With PC games added recently, the company has even begun helping users trade digital content recently. Thanks to things like gifting on Steam, users purchase and trade codes and DLC. The recent Steam Summer sale filled up the digital trading side of the site. Retro games have popped up as well. But Brandon says that it won’t stop there. “We have plans to [eventually] add consoles and accessories. As [gaming] continues to go more digital we plan to be right there with it.”

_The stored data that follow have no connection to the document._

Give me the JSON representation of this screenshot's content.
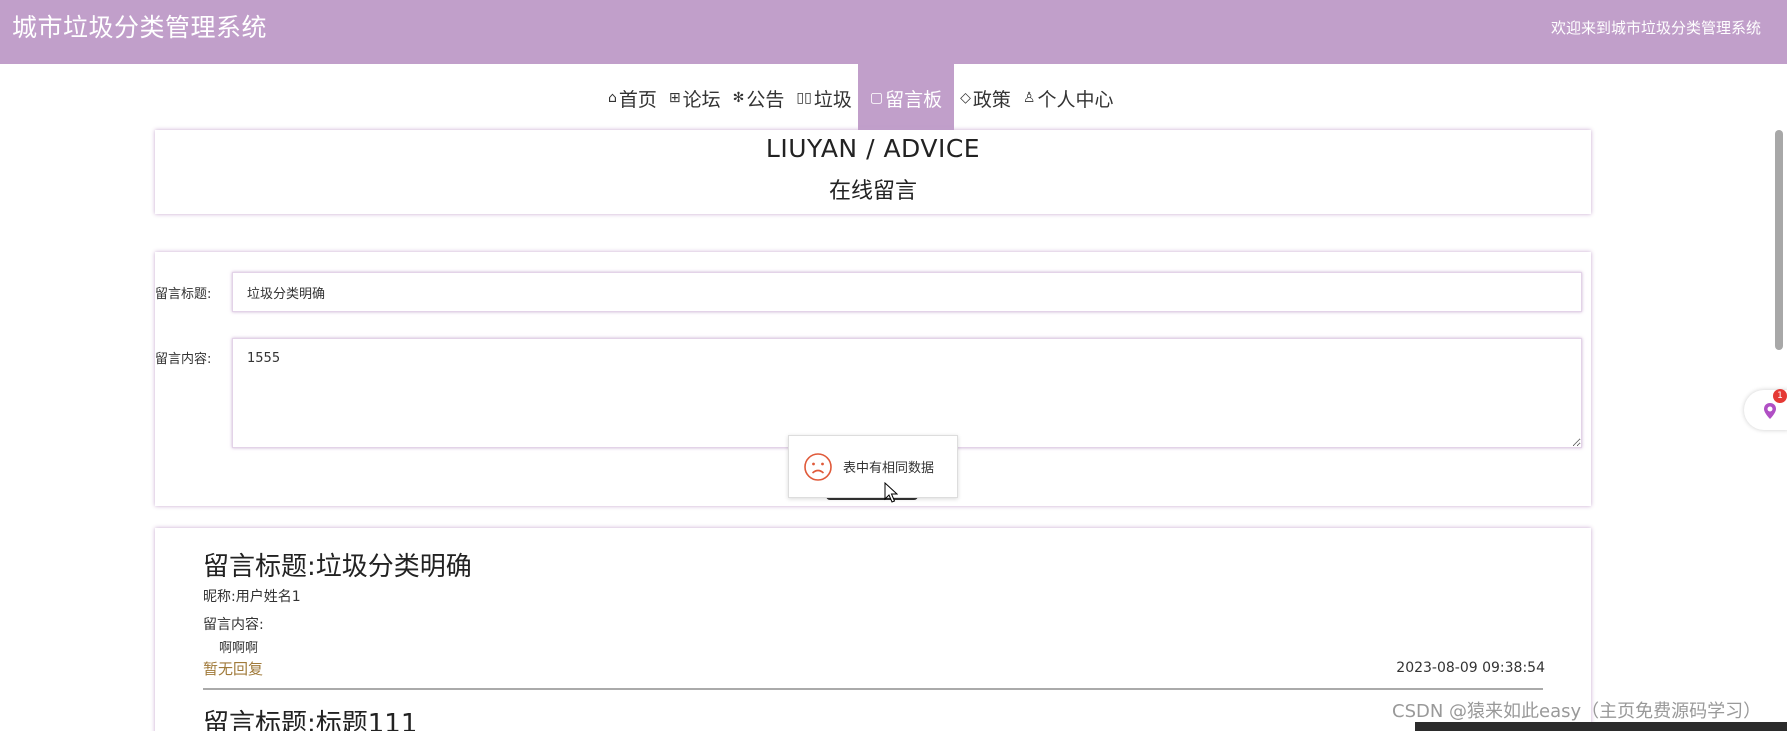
{
  "app": {
    "title": "城市垃圾分类管理系统",
    "welcome": "欢迎来到城市垃圾分类管理系统",
    "accent_color": "#c19fca"
  },
  "nav": {
    "items": [
      {
        "label": "首页",
        "icon": "home-icon",
        "glyph": "⌂"
      },
      {
        "label": "论坛",
        "icon": "book-icon",
        "glyph": "⊞"
      },
      {
        "label": "公告",
        "icon": "snowflake-icon",
        "glyph": "✻"
      },
      {
        "label": "垃圾",
        "icon": "columns-icon",
        "glyph": "▯▯"
      },
      {
        "label": "留言板",
        "icon": "document-icon",
        "glyph": "▢",
        "active": true
      },
      {
        "label": "政策",
        "icon": "tag-icon",
        "glyph": "◇"
      },
      {
        "label": "个人中心",
        "icon": "user-icon",
        "glyph": "♙"
      }
    ]
  },
  "header": {
    "en": "LIUYAN / ADVICE",
    "cn": "在线留言"
  },
  "form": {
    "title_label": "留言标题:",
    "title_value": "垃圾分类明确",
    "content_label": "留言内容:",
    "content_value": "1555"
  },
  "toast": {
    "message": "表中有相同数据",
    "icon": "sad-face-icon"
  },
  "messages": [
    {
      "title": "留言标题:垃圾分类明确",
      "nickname": "昵称:用户姓名1",
      "content_label": "留言内容:",
      "content": "啊啊啊",
      "reply": "暂无回复",
      "time": "2023-08-09 09:38:54"
    },
    {
      "title": "留言标题:标题111"
    }
  ],
  "side_widget": {
    "badge": "1"
  },
  "watermark": "CSDN @猿来如此easy（主页免费源码学习）"
}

Though the company hasn’t had many conversations with publishers, they still see the value for trading games into the next generation of consoles. “I think it’s great that both Microsoft and Sony decided to allow used games. It shows how strong the gaming community can be when they voice their opinions.” When it comes to the actual consoles, Kruzeniski is optimistic. “I think a lot of people are interested in what each console has to offer, and why one is better than the other. I’m looking forward to finding out more about what exclusives each console will have. I’m also very interested to hear what Nintendo has to offer. As they start to release some better games for the Wii U, I’m hoping it will begin to look more and more like a must buy.”
Video game trading and rental was one of the key ways that many fell in love with the hobby in the Eighties and Nineties, helping to expand into broader media and driving it to become a huge business. Friends traded with friends, and word of mouth helped games become popular among them. With its heart in maintaining that social side of trading, the website is more of a movement than it is a business. It’s fitting then that the site got its name from another recent movement. “When I was looking for possible name ideas, Occupy Wall Street and whole 99% movement had recently been all over the news.”
The name just might fit well.
As for me, well, I think I’ll post up my backlog in its entirety. Knowing that the games will go to someone who really wants them, and getting something equally of value down the line, might be enough impetus to finally wave goodbye to Fallout. At least until I finally find the time to play it again.